Good news: I got a new job! In the very near future I’m going to be joining a large utility company (a different one than the one I’m currently at) as a staffing/selection specialist. Implementing selection systems, validation research, project management, integration with other HR systems, all that kind of thing. Essentially the same kind of things I’m currently doing, only moreso. As much as I loved the people and work at Sempra Energy, this is definitely a good move for my career.
The job, however, is kind of halfway across the country. So the bad news is that Selection Matters is going on hiatus for about a month. In the next few weeks I’ll be on house hunting trips, packing up my things, and driving a minivan many hundreds of miles across several states and climates. And can I just say how much I’m going to miss Southern California? I now get depressed every time I go out into the warm sunshine and clear skies. At any rate, through all this I’ll have little or no access to the Internet, which means that updating the site won’t be too practical.
But I will be back after SIOP, and I’m sure I’ll see plenty of interesting things there to ponder and make silly blog posts about. Hope you come back, and see you then!
I’m always fascinated by the varied approaches that different branches of science tackle the same problems. There’s an interesting report on research done by economists (found via Strategic HR Lawyer) that lays out some of the drivers of job satisfaction and their value relative to increases in pay. This isn’t directly related to selection and assessment, but job satisfaction and tenure are often criteria that we’re interested in when deciding if a selection system has value.
Here’s the meat of the piece:
Trust in management is by far the biggest component to consider. Say you get a new boss and your trust in management goes up a bit at your job (say, up one point on a 10-point scale). That’s like getting a 36 percent pay raise, Helliwell and Huang calculate.
In other words, that increased level of trust will boost your level of overall satisfaction in life by about the same amount as a 36 percent raise would.
Conversely, if you lose some trust in management, the decline in your job satisfaction is like taking a 36 percent pay cut.
Having a job that offers a lot of variety in projects, Helliwell and Huang found, is the equivalent of a 21 percent hike in pay.
Having a position that requires a high level of skill is the equivalent of a 19 percent raise.
Interesting stuff. I’d love to see the original research to see how it compares to how psychologists typically go about looking at job satisfaction –self-report data on ordinal scales, measuring theoretical constructs.
I have no objective. What’s the point when cold death is the final destination for us all? Can you explain that to me? I know I’m supposed to put something here, though, so here goes: Your objective is to hire me into a challenging position in a computer-applications-based field within which you feel I can “make a difference” and “contribute” in a team environment.
Bachelor of “Science” in Computer Applications, University of Washington
B.S., all right. It tickles me greatly that vapid, hornswoggled employers place so much emphasis on scholastic aptitude and higher education, as if knowing the Pythagorean theorem could shield me from the stygian pointlessness of mortality or the lurid abyss of imminent nonexistence. Of course, I use the word “tickles” figuratively, since I feel absolutely nothing.
And they say Nietzsche-related humor as applied to selection systems is dead…
The official Google Research blog has an interesting blurb about their “Lake Wobegon” hiring strategy –that is, hire only people who are of above average ability. They went so far as to put up a Googletastic graph showing how this approach is, theoretically, better than the “hire if they’re better than the worst person here” approach.

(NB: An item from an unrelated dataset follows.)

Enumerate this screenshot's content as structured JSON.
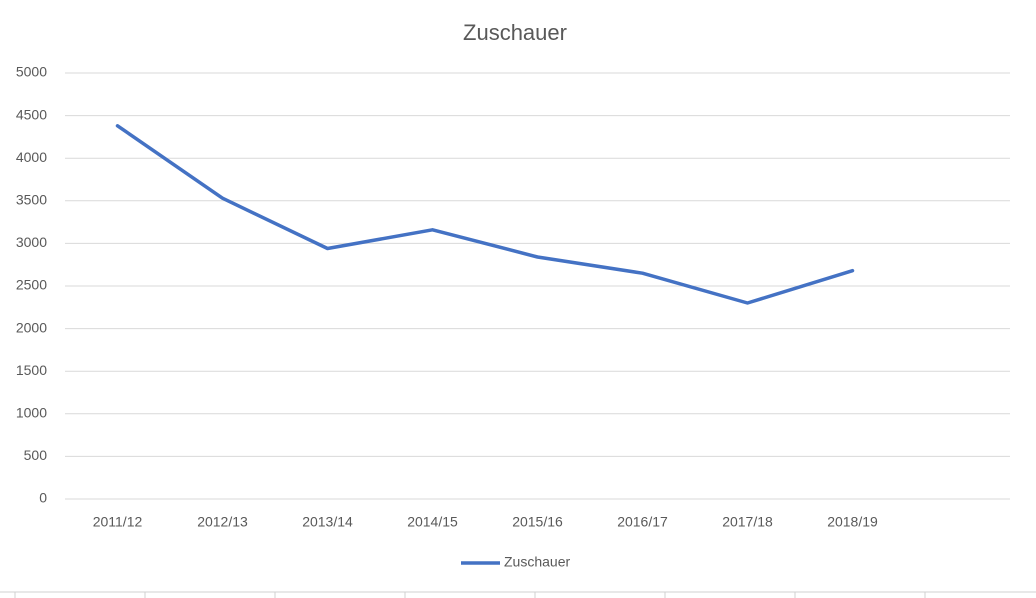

I’ve written before about how the rules change out of necessity when your business moves at insane speeds. I have first-hand experience with this, too. But the Google Research entry strikes me as a little nonsensical. What exactly is being graphed? What “ability” is being discussed here. Knowledge of computer science? Intelligence? Fit with the Google culture? Given that businesses of any complexity have a division of labor that creates diversity in its jobs and thus diversity of the skills, knowledges, and abilities needed for those jobs, trying to plot “ability” on one axis seems more like a bizzare exercise than proof that your particular hiring strategy works.
That being said, I do wonder what the medium-term and long-term results would be for applying this kind of reasoning to test cut scores if you were talking about a single ability or a composite of several abilities for a particular job or job family. Say you knew that customer service orientation, as measured by a personality test, was important for a job. The job of Customer Service Representative (CSR), for example. And the pass/fail decision for each applicant was made by comparing his/her score to the mean score of the existing CSRs. Would the trend in job performance look like what the Google Research post describes?
I’d guess so. It’d be pretty easy to find out by creating a Monte Carlo type of experiment with hypothetical data given a number of different starting conditions and assumptions about test validity. In fact, this is close to what the Google Research blogger says he did. I also wonder if this would be a defensible cut score strategy –improving the ability of the workforce is often cited as an adequate reason for setting cut scores higher than the average ability of your current job incumbents. Where things would probably break down, though, is when you can’t find anyone with a high enough customer service orientation to hire after your group’s mean passes some threshold. So you have to either alter your cut score strategy or not hire anybody. Still, interesting to consider if your goal were to improve the quality of your incumbents over some temporary period of time.